Quais são as condições ideais para a aplicação do passe?

- O ambiente:
o Deve ser harmonioso, e livre de energias deletérias e negativas, que também poderia ser
transmitidas aos que se afinizam com elas e ter efeitos negativos. Por isso o lugar ideal
para a aplicação do passe é o Centro espírita. E no centro espírita, mesmo as pessoas que
não recebem ou aplicam o passe devem manter o seu nível vibratório elevado nesse
momento, através do recolhimento íntimo e da prece.
o No caso da água fluidificada, utilizada no culto no lar, o ambiente deve ser preparado
anteriormente, numa atitude de recolhimento e prece, podendo-se utilizar leituras ou
músicas edificantes. Essa reunião deve ser íntima e o mais privativa possível.

- O médium:
o Deve estar equilibrado física, psíquica e espiritualmente. Isso significa dizer que deve
gozar de boa saúde, estar equilibrado física e emocionalmente. Fazer uso da prece, evitar,
ao máximo possível, pensamentos e sentimentos desequlibrantes. Não quer dizer que
todos precisam ser santos para serem médiuns, senão não os haveria, mas tentar, se não o
tempo todo, pelo menos no dia do trabalho mediúnico tentar se manter o mais equilibrado
possível.

- O receptor:
o Ter uma atitude de fé, no sentido de acreditar e buscar ativamente a cura dos seus males.
Não basta esperar apenas o alívio imediato, mas sim estar disposto a buscar a causa dos
seus males e a sua reforma íntima, pois toda doença tem a sua causa em desequilíbrios
interiores, que geram desequilíbrios físicos e psíquicos como conseqüência da afinidade
com vibrações inferiores. Se não se procura a reforma íntima, o passe será sempre apenas
um paliativo. Deve-se buscar elevar o seu nível vibracional no momento do passe,
buscando-se a afinidade com energias superiores, a fim de que possamos asimilá-las. A
prece é sempre recomendada nesse momento.
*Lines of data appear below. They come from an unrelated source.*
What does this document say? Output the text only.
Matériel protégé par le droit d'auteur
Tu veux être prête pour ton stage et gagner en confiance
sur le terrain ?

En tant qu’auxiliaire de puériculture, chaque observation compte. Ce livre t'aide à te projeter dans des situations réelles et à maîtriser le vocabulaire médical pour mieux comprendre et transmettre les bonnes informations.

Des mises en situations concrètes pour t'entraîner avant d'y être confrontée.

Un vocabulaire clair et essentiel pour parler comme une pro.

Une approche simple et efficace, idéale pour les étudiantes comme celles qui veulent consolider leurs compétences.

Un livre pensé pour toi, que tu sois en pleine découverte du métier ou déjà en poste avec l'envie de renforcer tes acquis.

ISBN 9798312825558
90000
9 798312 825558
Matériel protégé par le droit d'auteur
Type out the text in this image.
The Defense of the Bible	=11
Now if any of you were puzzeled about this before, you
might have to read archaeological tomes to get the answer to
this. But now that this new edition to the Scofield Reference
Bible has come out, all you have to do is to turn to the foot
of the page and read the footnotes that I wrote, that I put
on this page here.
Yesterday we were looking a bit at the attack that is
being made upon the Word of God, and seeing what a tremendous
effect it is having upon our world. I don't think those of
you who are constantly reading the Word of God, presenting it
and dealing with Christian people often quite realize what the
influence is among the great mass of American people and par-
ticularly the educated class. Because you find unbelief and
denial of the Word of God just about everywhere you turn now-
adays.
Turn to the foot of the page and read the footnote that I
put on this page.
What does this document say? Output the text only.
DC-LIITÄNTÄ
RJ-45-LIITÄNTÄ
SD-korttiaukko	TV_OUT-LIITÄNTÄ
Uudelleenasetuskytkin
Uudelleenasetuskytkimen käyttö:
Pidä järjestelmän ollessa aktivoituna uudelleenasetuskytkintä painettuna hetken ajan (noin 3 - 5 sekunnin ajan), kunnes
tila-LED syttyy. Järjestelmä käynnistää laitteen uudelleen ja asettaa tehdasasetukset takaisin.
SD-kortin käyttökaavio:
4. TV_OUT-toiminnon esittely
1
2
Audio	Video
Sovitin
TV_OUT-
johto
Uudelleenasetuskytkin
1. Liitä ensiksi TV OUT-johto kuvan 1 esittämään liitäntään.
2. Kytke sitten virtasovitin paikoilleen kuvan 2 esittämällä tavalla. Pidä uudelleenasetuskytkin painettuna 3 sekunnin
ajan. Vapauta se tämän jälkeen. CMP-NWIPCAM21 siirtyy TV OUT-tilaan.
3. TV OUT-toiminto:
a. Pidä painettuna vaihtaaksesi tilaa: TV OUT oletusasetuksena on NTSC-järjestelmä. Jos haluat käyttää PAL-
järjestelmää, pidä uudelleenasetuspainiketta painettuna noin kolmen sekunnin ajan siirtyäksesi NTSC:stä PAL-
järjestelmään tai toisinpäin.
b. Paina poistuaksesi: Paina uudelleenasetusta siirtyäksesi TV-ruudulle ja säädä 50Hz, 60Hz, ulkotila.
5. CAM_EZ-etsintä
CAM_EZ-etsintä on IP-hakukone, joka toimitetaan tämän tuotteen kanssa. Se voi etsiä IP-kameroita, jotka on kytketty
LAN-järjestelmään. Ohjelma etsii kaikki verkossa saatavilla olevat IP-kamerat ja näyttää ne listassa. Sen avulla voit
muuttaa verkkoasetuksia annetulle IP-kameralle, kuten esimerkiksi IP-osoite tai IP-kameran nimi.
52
Quando devemos tomar o passe?

- Quando nos sentimos desequilibrados física, moral ou espiritualmente. O passe jamais deve ser
considerado “um hábito” ou tomado sem real necessidade, pois quem toma o passe recebe uma
doação de energias do médium e da espiritualidade, energias que trazem consigo uma
responsabilidade, já que se são aplicadas sem necessidade, poderiam estar sendo utilizadas em
que realmente necessita delas. O médium, no processo do passe, doa parte do seu fluido vital, e
há um limite orgânico que cada médium é capaz de doar.
- O passe é um socorro, um remédio de urgência, que pode sim ser necessário a longo prazo, de
acordo com a necessidade, por exemplo em pessoas que passam por processos obsessivos, mas a
verdadeira cura só vem através da reforma íntima e da modificação de nossos pensamentos e
sentimentos, que são a verdadeira causa de nossos desequilíbrios.
- Se você toma passes seguidamente e não vê modificações nos males que o afligem, é hora de
solicitar ajuda, através do atendimento fraterno no Centro Espírita e/ou de profissionais
especializados, além de começar a refletir mais profundamente sobre a necessidade de sua
reforma íntima.
- Quem pratica a caridade, faz uso da prece e tenta controlar seus sentimentos e emoções, amando
e ajudando o próximo e assim atraindo para si vibrações positivas e harmonizantes, raramente
necessita fazer uso do passe magnético, pois promove, por si só, o reequilíbrio das próprias
energias no trabalho edificante no bem.